Photograph — www.worldmaritimenews.com

On July 15th, President Muhammadu Buhari, ordered the Nigerian National Petroleum Commission (NNPC) to ban 113 sea vessels from lifting crude oil from Nigerian shores. This decision resulted from a probe, carried out by the Federal Government, which reported that the volume of Nigerian crude that was delivered to buyers abroad was noticeably lesser than the volume of crude lifted from Nigerian shores. Though this decision was rescinded on the 8th of September, it was subject to these Very Large Crude Carriers (VLCC) owners providing a ‘letter of comfort’ assuring Nigeria that their ships were free and would not be used for oil theft within Nigerian shores. This has prompted these vessel owners to boycott lifting Nigerian crude from Nigerian shores, citing the strict conditions in the letter of comfort as ‘unfavourable’. Other vessel owners have referenced exorbitant fees which have discouraged buyers for now. Indian refinery company Hindustan Petroleum Corp (HPCL), one of Nigeria’s crude buyers in Asia, has been finding it hard to book vessels to bring Nigerian crude to their shores according to a report.

Crude oil stakeholders in Nigeria have called on the Federal Government to use this opportunity to review Nigeria’s trade policies and switch from the Free-On-Board (FOB) policy to the Cost, Insurance and Freight policy (CIF). The General Secretary of the The Indigenous Ship Owners’s Association of Nigeria (ISAN) General Secretary, Captain Olaniyi Labinjo, made this assertion when he claimed the boycott by these VLCC owners was a ploy to pressure the Nigerian Government to change its decision because they would not be able to sell illegally. Nigeria is presently the only remaining nation in the World that still uses the FOB policy to transport ‘wet cargoes’ like crude oil.

FOB vs. CIF

The FOB policy means the sellers are responsible for the loading of the crude onto the vessels in Nigerian sea terminals. The buyers are also responsible for the freight of the crude onboard the vessels, the cost of transportation and the risks involved. The NNPC loads crude onto these vessels and is responsible for what happens to the crude until these vessels leave Nigerian waters. However, allegedly, before these vessels leave Nigerian shores, the vessel owners sell them to Nigerian buyers illegally which in turn incur losses to the NNPC; hence, the ban on these VLCCs. The CIF on the other hand, demands responsibility from the sellers to the point of delivery to the buyers. This suggests that if Nigeria switches to this policy it will enable the NNPC to monitor crude oil from the point of delivery to the buyer.

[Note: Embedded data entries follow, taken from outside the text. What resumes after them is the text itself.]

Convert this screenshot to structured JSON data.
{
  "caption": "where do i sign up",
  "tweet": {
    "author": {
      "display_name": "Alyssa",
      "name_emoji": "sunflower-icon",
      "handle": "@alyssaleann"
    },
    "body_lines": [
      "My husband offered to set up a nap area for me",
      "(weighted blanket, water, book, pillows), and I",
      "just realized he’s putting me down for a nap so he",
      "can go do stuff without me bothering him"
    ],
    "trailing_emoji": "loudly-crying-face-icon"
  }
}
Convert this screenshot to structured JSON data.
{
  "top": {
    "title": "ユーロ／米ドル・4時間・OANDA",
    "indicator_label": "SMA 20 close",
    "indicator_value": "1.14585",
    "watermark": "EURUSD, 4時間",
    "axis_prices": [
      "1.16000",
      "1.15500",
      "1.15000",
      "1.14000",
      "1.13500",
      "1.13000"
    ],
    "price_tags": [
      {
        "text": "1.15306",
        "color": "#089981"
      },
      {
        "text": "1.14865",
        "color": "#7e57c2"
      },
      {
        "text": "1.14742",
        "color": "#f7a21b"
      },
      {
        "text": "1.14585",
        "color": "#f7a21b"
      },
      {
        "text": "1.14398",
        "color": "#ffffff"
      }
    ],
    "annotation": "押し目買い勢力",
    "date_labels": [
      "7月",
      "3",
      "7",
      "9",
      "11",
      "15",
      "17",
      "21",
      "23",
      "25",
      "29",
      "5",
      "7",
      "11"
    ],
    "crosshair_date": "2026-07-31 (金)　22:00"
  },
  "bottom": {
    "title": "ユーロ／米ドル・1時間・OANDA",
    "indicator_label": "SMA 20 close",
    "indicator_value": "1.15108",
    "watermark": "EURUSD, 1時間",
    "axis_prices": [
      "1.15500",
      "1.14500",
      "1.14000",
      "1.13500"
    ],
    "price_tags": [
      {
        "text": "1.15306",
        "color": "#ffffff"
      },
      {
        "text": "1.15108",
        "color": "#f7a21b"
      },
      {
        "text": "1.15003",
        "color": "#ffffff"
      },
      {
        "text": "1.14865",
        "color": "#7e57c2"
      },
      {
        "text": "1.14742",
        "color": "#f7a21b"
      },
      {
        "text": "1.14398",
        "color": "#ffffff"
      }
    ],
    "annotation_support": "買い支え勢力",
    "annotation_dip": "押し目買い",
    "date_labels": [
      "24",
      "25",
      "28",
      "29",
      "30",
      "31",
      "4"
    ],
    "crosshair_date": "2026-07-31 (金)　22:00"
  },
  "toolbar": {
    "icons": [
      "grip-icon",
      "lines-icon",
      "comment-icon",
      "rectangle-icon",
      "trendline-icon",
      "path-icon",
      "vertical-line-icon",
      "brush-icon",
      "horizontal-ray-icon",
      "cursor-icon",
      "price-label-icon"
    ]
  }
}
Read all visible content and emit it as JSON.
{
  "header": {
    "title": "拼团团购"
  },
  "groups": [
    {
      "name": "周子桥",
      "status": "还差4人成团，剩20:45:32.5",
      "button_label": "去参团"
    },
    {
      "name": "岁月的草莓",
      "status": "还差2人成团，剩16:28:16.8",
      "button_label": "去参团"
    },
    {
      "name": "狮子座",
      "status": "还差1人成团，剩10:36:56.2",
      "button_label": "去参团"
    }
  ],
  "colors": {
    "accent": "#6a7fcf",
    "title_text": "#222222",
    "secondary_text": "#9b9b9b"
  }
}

Changing the policy from the FOB to the CIF could see an increase in the number of Nigerians investing in VLCCs and encourage indigenous ship owners. Presumably, the federal government would rather involve Nigerian vessels that could be monitored as opposed to international vessels that cannot.  Captain Olaniyi Labinjo further said the government should initiate policies to enable capacity building and to change the carriage of crude on CIF rather than POB. Nigeria was scheduled to export 68 cargoes of about 2.4 million barrels per day this October before this recent setback. Considering this boycott by foreign crude vessel owners, the time for the government to review this trade policy is overdue.